In one of the worst judgments to come out of the Supreme Court of Appeal recently (by judges who should know better) the court in Four Arrows Investments 68 (Pty) Ltd v Abigail Construction held that an option for the purchase of a portion of agricultural land without the consent of the Minister is prohibited in terms of section 3(e)(i) of the Subdivision of Agricultural Land Act 1970.
The parties to an agreement relating to the sale of agricultural land clearly recognised the problem. Somewhat clumsily, they put a clause in the middle of an agreement of sale of agricultural land to the effect that the agreement must be “deemed to be an option to purchase the property” on the terms set out in the agreement exercisable by the purchaser at any time after the purchaser and seller succeeded in obtaining Ministerial consent for the subdivision of the agricultural land.
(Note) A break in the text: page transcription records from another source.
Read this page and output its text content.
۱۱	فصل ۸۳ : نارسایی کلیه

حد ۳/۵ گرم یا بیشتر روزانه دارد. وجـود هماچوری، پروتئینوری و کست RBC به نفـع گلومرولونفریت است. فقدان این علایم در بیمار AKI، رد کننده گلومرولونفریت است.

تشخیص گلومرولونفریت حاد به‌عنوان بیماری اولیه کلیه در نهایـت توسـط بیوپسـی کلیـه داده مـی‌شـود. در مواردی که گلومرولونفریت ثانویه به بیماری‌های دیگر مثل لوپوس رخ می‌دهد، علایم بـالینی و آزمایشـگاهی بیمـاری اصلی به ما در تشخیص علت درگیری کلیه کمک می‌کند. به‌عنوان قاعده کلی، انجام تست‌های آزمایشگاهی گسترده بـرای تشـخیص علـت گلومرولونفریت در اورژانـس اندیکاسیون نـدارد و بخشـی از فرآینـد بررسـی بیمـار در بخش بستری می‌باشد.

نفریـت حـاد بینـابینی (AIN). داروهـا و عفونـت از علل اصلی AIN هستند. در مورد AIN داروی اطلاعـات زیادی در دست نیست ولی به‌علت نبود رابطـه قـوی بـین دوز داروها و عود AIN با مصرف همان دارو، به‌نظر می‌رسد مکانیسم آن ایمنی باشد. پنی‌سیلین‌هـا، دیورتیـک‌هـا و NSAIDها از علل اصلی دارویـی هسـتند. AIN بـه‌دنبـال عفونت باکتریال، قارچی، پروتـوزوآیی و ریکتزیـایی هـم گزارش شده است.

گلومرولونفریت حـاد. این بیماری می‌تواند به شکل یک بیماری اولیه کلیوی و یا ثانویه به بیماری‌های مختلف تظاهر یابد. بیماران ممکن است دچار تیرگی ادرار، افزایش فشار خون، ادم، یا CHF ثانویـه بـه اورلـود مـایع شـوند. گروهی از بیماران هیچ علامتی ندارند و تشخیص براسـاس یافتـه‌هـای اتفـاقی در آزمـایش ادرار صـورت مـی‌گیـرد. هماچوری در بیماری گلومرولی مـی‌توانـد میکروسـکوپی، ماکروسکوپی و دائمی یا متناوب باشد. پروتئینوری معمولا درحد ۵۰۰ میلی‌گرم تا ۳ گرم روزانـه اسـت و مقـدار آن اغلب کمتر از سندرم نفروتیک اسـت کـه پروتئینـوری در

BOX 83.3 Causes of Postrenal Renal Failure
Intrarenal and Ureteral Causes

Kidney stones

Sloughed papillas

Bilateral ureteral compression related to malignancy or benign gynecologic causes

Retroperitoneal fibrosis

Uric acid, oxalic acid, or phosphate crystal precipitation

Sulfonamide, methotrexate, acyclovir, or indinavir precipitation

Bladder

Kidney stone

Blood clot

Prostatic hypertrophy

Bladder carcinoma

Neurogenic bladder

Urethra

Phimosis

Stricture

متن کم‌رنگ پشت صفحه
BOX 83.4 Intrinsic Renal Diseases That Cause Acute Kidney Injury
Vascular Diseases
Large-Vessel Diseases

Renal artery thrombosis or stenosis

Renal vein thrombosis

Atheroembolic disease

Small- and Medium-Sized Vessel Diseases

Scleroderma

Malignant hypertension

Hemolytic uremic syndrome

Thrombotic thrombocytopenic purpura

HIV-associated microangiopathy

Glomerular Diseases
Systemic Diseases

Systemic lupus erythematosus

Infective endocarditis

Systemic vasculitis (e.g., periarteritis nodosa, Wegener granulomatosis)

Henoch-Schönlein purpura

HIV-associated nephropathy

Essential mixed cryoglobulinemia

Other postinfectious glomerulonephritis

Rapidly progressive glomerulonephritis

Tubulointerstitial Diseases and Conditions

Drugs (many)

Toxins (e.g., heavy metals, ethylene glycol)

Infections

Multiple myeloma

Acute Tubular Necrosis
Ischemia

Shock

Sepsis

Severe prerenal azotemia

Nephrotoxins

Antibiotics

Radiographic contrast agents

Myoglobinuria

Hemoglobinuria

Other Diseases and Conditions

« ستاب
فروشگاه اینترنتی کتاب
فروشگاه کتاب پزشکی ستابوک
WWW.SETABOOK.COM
The court, contrary to years of practice and ordinary principles of options, said that the true nature of the agreement was a sale subject to a suspensive condition which was prohibited by the Act. This, the court said, was because the agreement did not make provision for repayment of the purchase price if the sale did not go ahead (a term which anybody would imply into the contract).
If you want to sell agricultural land get the Minister’s consent before signing the transaction documents.
The court held that the object of the legislation was not only to prohibit concluded sale agreements but also preliminary steps which may be a precursor to the conclusion of a prohibited sale. You have to ask yourself how the parties get a transaction going if they can’t grant an option which can be exercised if the Minister’s consent is given.
For the time being that is unfortunately the law. If you want to sell agricultural land get the Minister’s consent before signing the transaction documents.